Wasn't at all in the mood to run, at work, totally engrossed in and obsessed with my custom Lucene HitCollector I'm developing, debugging, had to drag myself away, after two days off, resting, left ankle was sore after Monday's 10.7 miles. But, once I was out there, Longfellow-Charles-Smoots double loop, feeling okay, springy, fast, strong. 6.7 miles, 6:42 average pace. I could really feel the benefit of the long run, need to keep that up and keep increasing, distance really builds strength.

Looking forward to, or not, actually, this 5K this weekend. 5Ks instill dread in my soul. 19 minutes of anaerobic hell (hopefully closer to 18 minutes.) Being dragged along with the pack, thinking, are we really running this fast, that feeling, it's so there, real, visceral, urgent. But I have to do it, that's why I do it, right, to feel, alive. And it's around that freaking lake I'm constantly running around.

Tuesday, July 04, 2006

10.7 Miles

Still at the Cape. Rest yesterday, today, 10.7 miles, down the bike path a piece from Brewster to the East and back. Not bad. Told myself slow, anything below 8:00 would be dandy, go easy. Splits: 7:23, 7:12, 7:07, 7:15, 7:00, 7:12, 7:05, 6:58, 6:58, 6:33, etc. I just feel like it's not good for me to run extended periods at sub 7:30 pace, like it'll mess up my form. Hot, but not outrageously so, and pretty decent shade/cover down most of the path. Not bonking this time. Left ankle, inside, just above funny bone tender after. Tough but okay, need more miles, strength.

Saturday, July 01, 2006

Cape Cod

Long weekend at the Cape. Beautiful, as usual, organic. 6.2 miles today, in the midday sun, hot, but some breeze diminished the misery. The middle 5.2 was the Brew Run route, which I should really be careful about running at all because it invariably draws me into racing the course, today, 34:03, 6:33 pace, 9 seconds off my 33:54 race finish last August. Shins better after than before.

Tough run, pushing, but not too much, at least that's what I say now, during, I think I was pretty miserable for most of the 4th mile.

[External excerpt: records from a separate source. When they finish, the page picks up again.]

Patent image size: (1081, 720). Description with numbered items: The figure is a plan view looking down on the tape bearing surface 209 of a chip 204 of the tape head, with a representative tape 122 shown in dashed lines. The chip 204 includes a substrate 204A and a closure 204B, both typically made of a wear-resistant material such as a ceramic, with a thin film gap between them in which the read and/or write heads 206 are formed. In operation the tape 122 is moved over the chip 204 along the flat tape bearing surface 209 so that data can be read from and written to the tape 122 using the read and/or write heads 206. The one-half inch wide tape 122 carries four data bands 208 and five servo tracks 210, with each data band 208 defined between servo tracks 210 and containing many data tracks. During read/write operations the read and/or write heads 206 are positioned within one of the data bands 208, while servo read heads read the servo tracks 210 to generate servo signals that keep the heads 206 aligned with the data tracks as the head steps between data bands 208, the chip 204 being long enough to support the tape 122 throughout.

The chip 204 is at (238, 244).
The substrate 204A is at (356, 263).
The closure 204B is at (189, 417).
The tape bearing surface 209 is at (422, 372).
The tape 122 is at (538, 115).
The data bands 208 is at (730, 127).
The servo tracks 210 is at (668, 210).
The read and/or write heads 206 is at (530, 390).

Though I've no direct experience , I tend to think of running similar to giving birth in that it's painful, but a it's a pain whose memory fades quickly, and fulfilling, enough so that you're contemplating another go at it before too long.

For the record, since last post, ran just 4.5 miles at lunch on Thursday, single Longfellow-Charles-Smoots loop, forgot the total time, but first 5K in 20:35. Hot, tired.

Considering a race on the 4th - Mattapoisett 5 Miler - Idunno, maybe maybe not, see how I feel. Need to get back to longer slower runs, build endurance/strength; racing could be an excuse to skip those.